#Fuoriporta, il mese di Maradona e Pelé: separati da 20 anni, uniti dal talento unico
Diego Armando Maradona e Pelé insieme, ormai 15 anni fa, per una trasmissione televisiva in Argentina

#Fuoriporta, il mese di Maradona e Pelé: separati da 20 anni, uniti dal talento unico

Nella rubrica di Fabio Monti, il doppio compleanno di “O Rey” e del “Pibe de oro”: le icone per eccellenza del pallone, che il 23 e il 30 ottobre compiono 80 e 60 anni. L’eterno dilemma sul più grande ha contribuito a renderli immortali

Ottobre, il mese che ha portato il calcio sulla Luna.

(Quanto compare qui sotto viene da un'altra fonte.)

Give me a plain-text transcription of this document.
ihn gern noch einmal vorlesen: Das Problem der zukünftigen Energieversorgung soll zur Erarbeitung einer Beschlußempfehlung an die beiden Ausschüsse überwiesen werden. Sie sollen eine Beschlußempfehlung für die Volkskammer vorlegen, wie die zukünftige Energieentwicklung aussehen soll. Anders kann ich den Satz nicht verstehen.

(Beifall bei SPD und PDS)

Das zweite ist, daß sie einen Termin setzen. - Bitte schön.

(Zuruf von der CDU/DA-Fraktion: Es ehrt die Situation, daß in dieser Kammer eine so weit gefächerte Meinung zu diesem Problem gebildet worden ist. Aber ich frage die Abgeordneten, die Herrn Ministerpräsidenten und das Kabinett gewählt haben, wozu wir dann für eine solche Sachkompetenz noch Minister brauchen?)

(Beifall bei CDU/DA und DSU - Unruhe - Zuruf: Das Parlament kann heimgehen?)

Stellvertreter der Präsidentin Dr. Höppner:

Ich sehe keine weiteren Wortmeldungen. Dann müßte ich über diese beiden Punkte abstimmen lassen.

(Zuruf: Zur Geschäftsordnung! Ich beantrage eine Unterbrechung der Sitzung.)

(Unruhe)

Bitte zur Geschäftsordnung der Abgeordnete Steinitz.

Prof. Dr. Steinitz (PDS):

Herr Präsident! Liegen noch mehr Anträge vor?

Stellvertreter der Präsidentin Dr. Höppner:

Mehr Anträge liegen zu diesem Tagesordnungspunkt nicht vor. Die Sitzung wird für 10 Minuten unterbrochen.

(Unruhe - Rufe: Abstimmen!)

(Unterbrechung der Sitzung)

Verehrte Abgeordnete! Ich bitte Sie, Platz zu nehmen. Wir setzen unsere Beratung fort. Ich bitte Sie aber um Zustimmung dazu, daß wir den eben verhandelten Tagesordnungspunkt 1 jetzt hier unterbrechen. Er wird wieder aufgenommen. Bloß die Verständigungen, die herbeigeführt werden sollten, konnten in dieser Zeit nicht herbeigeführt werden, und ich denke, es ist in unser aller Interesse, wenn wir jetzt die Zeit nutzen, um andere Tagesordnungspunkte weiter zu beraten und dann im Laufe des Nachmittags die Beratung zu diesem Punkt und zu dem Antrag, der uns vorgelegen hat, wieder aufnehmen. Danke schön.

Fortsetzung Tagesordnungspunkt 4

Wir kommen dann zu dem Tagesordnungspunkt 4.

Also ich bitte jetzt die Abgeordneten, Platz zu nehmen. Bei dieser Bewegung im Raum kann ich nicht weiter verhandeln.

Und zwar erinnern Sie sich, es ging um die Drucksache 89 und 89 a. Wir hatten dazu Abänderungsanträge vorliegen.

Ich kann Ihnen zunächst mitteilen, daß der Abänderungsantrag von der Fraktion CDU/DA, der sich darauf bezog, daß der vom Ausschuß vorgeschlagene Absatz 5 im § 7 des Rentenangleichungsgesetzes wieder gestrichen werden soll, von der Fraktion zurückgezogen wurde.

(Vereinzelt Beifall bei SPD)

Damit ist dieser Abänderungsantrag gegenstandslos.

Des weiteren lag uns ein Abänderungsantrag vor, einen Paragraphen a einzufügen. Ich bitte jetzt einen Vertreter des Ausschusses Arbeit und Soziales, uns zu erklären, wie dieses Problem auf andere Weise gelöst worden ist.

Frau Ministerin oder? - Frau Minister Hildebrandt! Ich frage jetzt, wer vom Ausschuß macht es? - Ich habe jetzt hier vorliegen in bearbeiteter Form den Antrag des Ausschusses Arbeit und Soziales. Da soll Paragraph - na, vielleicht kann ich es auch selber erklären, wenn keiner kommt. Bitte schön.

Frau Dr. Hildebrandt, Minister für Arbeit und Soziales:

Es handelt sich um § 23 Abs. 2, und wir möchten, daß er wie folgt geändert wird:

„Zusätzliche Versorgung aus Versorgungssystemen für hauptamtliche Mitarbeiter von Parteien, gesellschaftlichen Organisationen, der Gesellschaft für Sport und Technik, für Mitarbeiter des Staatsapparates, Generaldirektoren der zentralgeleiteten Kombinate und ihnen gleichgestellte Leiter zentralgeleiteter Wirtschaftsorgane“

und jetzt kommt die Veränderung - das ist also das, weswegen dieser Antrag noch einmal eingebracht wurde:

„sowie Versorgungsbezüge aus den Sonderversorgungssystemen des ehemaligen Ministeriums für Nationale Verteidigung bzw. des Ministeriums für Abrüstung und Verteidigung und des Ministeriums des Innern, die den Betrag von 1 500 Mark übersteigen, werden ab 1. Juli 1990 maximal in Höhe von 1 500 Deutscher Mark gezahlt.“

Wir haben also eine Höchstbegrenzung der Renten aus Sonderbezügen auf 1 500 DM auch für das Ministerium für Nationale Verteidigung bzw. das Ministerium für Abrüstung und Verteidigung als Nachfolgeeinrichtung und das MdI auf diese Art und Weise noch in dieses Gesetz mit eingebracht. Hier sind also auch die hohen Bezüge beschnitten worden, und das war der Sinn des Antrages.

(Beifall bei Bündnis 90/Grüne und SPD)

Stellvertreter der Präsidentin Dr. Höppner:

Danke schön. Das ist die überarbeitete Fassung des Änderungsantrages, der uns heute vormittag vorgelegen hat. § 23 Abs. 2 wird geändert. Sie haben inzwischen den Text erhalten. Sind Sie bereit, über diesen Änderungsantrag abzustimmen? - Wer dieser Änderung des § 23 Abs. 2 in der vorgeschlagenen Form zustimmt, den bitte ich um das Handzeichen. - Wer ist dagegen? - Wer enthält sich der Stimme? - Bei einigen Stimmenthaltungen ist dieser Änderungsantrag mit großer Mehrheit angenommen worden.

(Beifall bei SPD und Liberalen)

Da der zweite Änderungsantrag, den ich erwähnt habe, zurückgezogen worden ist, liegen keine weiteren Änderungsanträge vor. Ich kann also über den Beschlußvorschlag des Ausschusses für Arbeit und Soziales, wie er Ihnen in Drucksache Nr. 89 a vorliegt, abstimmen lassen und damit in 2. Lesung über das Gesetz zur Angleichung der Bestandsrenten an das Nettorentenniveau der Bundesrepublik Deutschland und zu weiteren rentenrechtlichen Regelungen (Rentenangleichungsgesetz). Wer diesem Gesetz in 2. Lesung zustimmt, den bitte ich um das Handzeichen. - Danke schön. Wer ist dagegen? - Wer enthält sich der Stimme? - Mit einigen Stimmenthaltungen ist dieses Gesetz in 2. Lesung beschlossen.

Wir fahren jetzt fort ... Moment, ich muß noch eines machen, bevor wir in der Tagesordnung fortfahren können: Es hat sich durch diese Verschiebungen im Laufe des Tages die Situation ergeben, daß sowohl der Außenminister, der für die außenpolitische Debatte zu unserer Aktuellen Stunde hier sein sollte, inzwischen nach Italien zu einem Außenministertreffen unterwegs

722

Mercoledì 23 ottobre 1940: a Trés Coraçoes, in Brasile, nasce Edson Arantes do Nascimento, in arte Pelé. Domenica 30 ottobre 1960: a Lanus, Argentina, vede la luce Diego Armando Maradona. Divisi da vent’anni e una settimana, mai si sono visti due giocatori così diversi nella loro grandezza. Hanno diviso il mondo, nel dibattito, forzato ma stuzzicante, su chi sia stato il più grande. Maradona ha interpretato il prototipo del calciatore tutto genio e sregolatezza; Pelé ha sempre offerto di sé una immagine di lucidità, di equilibrio, di correttezza, in campo e fuori. Anche per questo, è stato designato «atleta del secolo» dal Cio e «miglior giocatore del XX secolo» dalla FIFA. La qual cosa ha molto irritato Maradona, che si è sempre posto in posizione antitetica rispetto al potere. A unirli, al di là delle qualità tecniche inarrivabili, è stata la capacità di essere fenomenali in giovanissima età. Pelé ha vinto il primo dei suoi tre Mondiali con il Brasile, nel 1958, quando non aveva ancora 18 anni, dopo essere approdato al Santos, la squadra della sua vita, a 15, capace di segnare quattro gol al debutto (7 settembre 1956). Maradona il suo Mondiale lo ha vinto quattro mesi prima di compiere 26 anni, ma ha segnato i primi gol con l’Argentinos Juniors il 14 novembre 1976 e a febbraio 1977 era già in nazionale. Ci sono due gol che non finiranno mai di togliere il fiato ogni volta che vengono riproposti: quello di Pelé di testa all’Italia, nella finale del 4-1 all’Italia, quando vince la sfida con la legge di gravità, restando in aria per chissà quanto tempo (21 giugno 1970); quello di Maradona agli inglesi (dopo l’imperdonabile colpo di mano dell’1-0), quando nei quarti del Mondiale messicano dribbla mezza nazionale inglese e va in rete (22 giugno 1986). Impressionano i loro numeri. Pelé: 1.245 partite e 1.124 reti con il Santos; 91 presenze e 77 gol con la Seleçao. Maradona: 259 presenze e 115 gol in Napoli; 91 presenze e 34 reti in nazionale.